In response, the regime mobilized its own forces on April 21: “The Nevsky, the chief artery of the bourgeoisie, was converted into a solid Kadet meeting. A considerable demonstration headed by the members of the Kadet Central Committee marched to the Mariinsky Palace (seat of the government). Everywhere could be seen brand-new placards, fresh from the sign-painters: ‘Full Confidence to the Provisional Government!” “Long Live Miliukov!” The ministers looked like guests of honor. They had their own ‘people,’ and this was the more noticeable since emissaries of the Soviet were doing their utmost to help them, dispersing revolutionary meetings, steering workers’ and soldiers’ demonstrations towards the suburbs, and restraining the barracks and factories from going out.
“Under the flag of defense of the government, the first open and broad mobilization of counter-revolutionary forces took place. In the center of the town appeared trucks with armed officers, cadets and students. The Cavaliers of St. George were sent out. The gilded youth organized a mock trial on the Nevsky, establishing on the spot the existence of both Leninists and of ‘German spies.’ There were skirmishes and casualties.

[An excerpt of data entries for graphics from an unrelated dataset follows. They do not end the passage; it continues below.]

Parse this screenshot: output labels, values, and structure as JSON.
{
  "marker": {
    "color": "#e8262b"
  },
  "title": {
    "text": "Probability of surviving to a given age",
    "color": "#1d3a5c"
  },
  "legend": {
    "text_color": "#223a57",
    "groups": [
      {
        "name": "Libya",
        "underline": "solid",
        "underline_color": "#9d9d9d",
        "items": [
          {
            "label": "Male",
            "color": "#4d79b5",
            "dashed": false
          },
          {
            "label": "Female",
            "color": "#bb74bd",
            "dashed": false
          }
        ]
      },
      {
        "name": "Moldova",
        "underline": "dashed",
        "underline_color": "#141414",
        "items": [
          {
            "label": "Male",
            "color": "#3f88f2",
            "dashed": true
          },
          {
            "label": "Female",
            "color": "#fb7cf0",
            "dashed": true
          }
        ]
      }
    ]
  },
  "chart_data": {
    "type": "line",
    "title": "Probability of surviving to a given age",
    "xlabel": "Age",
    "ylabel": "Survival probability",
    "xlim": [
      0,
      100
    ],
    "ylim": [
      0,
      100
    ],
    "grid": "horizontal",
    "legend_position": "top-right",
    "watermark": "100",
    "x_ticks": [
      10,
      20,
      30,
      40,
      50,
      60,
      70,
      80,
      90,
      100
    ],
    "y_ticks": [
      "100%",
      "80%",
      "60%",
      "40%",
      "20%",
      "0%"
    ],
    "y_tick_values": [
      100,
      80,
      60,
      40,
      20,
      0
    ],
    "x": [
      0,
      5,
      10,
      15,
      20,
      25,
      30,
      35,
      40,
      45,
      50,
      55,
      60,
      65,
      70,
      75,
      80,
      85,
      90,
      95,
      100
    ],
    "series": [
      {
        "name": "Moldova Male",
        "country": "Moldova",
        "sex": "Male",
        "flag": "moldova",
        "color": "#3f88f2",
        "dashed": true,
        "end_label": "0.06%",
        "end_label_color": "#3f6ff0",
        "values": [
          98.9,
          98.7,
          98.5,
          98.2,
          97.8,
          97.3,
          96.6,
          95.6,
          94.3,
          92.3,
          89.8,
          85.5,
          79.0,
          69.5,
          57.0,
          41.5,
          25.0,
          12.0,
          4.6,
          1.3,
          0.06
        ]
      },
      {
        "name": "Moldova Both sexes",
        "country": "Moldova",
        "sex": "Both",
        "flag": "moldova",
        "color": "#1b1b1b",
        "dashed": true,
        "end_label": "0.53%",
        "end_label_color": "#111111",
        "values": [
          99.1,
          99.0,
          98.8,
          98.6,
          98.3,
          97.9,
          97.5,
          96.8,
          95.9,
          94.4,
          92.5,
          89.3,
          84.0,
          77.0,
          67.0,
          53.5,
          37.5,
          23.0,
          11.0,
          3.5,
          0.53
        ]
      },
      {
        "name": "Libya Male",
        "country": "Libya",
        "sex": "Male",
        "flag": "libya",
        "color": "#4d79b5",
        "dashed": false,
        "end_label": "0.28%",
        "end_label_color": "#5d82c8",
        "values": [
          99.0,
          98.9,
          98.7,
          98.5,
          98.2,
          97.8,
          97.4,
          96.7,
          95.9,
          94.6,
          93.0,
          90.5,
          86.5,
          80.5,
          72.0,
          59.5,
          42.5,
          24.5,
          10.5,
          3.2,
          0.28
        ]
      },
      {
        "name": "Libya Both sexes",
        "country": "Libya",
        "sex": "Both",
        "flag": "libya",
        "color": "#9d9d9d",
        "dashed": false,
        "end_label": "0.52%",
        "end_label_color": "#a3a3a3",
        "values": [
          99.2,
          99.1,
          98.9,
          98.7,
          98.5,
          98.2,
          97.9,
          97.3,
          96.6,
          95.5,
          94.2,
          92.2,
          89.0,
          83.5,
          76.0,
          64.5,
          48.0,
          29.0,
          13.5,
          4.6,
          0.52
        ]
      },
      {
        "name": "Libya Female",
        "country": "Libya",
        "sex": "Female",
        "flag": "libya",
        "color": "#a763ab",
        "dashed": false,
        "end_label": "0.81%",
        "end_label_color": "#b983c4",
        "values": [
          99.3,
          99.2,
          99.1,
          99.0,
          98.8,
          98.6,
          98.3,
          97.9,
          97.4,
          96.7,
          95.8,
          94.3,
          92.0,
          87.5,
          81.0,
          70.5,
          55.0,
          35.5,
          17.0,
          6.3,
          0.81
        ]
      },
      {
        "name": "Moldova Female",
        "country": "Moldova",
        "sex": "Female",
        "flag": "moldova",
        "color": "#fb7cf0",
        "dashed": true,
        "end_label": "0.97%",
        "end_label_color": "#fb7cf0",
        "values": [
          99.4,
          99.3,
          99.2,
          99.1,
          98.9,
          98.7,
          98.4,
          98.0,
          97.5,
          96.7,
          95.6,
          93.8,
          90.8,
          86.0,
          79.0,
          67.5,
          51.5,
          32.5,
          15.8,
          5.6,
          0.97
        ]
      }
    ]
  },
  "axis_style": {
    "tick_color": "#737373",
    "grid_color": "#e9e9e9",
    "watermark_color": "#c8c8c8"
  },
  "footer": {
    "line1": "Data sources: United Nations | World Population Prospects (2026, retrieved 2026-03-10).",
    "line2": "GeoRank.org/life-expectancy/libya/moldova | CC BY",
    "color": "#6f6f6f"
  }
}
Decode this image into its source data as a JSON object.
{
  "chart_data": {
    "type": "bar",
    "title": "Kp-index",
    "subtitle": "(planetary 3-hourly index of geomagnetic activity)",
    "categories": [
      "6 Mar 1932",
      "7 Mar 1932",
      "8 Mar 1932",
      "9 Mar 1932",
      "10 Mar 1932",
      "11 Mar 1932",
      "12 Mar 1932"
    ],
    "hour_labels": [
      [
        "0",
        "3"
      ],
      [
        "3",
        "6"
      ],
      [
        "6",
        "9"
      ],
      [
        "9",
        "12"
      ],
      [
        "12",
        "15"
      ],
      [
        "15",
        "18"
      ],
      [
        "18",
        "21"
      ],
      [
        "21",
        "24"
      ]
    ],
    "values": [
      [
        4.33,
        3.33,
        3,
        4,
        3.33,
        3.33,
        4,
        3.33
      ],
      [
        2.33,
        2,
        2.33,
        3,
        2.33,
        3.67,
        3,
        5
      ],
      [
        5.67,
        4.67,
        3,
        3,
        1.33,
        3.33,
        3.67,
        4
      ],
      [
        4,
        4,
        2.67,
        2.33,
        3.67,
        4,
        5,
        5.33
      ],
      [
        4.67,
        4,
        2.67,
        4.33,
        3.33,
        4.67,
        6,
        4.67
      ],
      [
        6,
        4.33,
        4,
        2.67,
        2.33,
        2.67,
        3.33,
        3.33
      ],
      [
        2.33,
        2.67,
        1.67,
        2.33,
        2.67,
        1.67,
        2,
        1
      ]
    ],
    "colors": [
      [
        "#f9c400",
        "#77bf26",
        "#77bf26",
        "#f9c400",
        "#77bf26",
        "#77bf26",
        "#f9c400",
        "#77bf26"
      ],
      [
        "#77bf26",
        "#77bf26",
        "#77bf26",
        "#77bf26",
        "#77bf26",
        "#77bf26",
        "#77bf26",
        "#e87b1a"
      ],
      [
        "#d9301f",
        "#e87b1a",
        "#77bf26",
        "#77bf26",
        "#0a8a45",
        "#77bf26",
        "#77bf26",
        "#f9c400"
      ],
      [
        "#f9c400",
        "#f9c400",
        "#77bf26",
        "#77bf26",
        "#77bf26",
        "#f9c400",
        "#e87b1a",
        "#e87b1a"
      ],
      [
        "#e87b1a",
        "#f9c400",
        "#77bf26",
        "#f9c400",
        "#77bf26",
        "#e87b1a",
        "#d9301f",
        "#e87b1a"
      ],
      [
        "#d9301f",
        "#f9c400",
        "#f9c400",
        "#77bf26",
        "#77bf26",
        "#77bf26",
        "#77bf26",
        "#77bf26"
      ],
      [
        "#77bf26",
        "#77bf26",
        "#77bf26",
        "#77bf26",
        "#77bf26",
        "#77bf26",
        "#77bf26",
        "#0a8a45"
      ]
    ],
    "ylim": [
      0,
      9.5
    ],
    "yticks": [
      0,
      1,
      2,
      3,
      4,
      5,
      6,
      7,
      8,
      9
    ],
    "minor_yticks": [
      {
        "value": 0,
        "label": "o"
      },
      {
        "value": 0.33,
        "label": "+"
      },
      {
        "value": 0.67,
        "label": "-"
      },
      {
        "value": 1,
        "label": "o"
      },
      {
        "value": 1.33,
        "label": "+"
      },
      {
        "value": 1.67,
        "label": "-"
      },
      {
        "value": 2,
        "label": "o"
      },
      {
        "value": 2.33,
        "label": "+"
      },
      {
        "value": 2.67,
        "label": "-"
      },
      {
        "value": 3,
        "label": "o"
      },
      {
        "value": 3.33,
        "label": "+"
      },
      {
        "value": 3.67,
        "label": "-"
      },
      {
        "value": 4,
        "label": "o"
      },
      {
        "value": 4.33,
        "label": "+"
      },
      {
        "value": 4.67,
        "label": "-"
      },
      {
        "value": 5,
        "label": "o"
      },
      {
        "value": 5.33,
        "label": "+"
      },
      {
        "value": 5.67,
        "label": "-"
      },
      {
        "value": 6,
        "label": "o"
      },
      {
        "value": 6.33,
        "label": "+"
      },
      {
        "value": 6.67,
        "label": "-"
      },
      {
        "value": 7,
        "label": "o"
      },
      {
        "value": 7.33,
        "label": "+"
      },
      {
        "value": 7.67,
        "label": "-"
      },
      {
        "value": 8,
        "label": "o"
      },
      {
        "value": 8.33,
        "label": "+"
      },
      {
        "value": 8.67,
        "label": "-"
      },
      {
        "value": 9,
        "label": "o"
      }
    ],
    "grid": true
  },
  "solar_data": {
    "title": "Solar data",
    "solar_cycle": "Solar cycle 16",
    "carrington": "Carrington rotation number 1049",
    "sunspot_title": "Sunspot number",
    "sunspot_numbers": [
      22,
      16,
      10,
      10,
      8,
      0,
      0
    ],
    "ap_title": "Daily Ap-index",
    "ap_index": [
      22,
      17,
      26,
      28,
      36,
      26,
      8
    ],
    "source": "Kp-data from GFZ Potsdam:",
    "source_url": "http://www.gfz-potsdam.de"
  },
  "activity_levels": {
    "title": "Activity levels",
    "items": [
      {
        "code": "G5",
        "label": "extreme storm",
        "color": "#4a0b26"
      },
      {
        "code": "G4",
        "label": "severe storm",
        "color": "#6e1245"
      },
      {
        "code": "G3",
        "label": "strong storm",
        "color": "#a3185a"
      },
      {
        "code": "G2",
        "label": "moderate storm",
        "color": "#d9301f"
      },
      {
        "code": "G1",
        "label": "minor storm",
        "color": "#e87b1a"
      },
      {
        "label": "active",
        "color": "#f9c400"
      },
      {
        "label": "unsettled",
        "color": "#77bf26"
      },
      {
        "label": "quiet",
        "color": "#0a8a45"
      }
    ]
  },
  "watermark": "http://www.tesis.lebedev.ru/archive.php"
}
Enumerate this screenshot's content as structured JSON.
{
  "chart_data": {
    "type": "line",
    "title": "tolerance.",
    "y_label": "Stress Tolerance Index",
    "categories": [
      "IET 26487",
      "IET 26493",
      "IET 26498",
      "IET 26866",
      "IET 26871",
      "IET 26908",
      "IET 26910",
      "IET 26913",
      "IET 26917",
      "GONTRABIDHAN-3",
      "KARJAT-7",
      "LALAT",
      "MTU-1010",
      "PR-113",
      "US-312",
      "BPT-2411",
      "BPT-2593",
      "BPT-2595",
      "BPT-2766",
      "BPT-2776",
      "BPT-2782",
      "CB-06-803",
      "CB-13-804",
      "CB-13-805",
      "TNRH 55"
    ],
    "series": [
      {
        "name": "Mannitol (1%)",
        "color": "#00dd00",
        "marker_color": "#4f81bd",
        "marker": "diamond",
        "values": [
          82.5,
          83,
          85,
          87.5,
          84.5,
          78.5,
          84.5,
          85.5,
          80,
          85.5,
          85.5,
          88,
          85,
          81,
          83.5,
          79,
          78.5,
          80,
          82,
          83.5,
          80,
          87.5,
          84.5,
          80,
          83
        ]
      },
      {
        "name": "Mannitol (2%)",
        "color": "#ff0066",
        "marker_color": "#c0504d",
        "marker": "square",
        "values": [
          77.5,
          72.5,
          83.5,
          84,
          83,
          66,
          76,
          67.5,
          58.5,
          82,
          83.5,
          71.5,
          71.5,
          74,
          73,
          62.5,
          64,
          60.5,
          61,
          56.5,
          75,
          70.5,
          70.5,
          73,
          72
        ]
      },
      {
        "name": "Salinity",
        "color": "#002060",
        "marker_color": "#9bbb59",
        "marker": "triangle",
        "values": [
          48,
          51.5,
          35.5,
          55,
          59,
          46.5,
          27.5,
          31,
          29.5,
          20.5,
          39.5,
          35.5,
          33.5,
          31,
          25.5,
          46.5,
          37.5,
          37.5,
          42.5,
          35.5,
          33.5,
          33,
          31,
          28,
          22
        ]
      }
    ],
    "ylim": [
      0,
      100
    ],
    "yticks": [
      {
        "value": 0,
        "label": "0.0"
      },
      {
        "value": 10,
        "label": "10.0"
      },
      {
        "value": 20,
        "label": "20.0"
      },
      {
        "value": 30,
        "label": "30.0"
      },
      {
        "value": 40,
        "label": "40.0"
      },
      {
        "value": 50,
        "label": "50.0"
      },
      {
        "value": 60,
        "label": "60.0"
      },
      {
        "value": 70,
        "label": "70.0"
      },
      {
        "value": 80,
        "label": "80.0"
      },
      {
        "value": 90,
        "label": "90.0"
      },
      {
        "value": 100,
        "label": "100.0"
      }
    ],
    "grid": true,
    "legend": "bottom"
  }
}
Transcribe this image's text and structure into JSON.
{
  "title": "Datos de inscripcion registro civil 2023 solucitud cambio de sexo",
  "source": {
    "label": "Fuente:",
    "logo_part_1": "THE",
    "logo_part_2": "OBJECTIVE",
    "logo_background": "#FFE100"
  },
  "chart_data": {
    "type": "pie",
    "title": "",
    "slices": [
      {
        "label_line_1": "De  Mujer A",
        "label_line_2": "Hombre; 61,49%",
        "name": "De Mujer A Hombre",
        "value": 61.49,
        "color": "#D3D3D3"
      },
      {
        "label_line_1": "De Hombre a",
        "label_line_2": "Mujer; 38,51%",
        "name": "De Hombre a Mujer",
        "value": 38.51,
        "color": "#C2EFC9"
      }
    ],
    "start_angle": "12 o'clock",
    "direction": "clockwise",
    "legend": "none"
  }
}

The first bloody encounter began, according to reports, with an attempt of officers to snatch from the workers a banner with a slogan against the Provisional Government. The encounters became more and more fierce; shots were interchanged, and towards afternoon they became almost continuous. Nobody knew exactly who was shooting or why, but there were already victims of this disorderly shooting, partly malicious, partly the result of panic....
“No, that day was not in the least like a manifestation of national unity. Two worlds stood face to face. The patriotic columns called into the streets against the workers and soldiers by the Kadet Party consisted exclusively of the bourgeois layers of the population – officers, officials, intelligentsia. Two human floods – one for Constantinople, one for Peace – had issued from different parts of town.”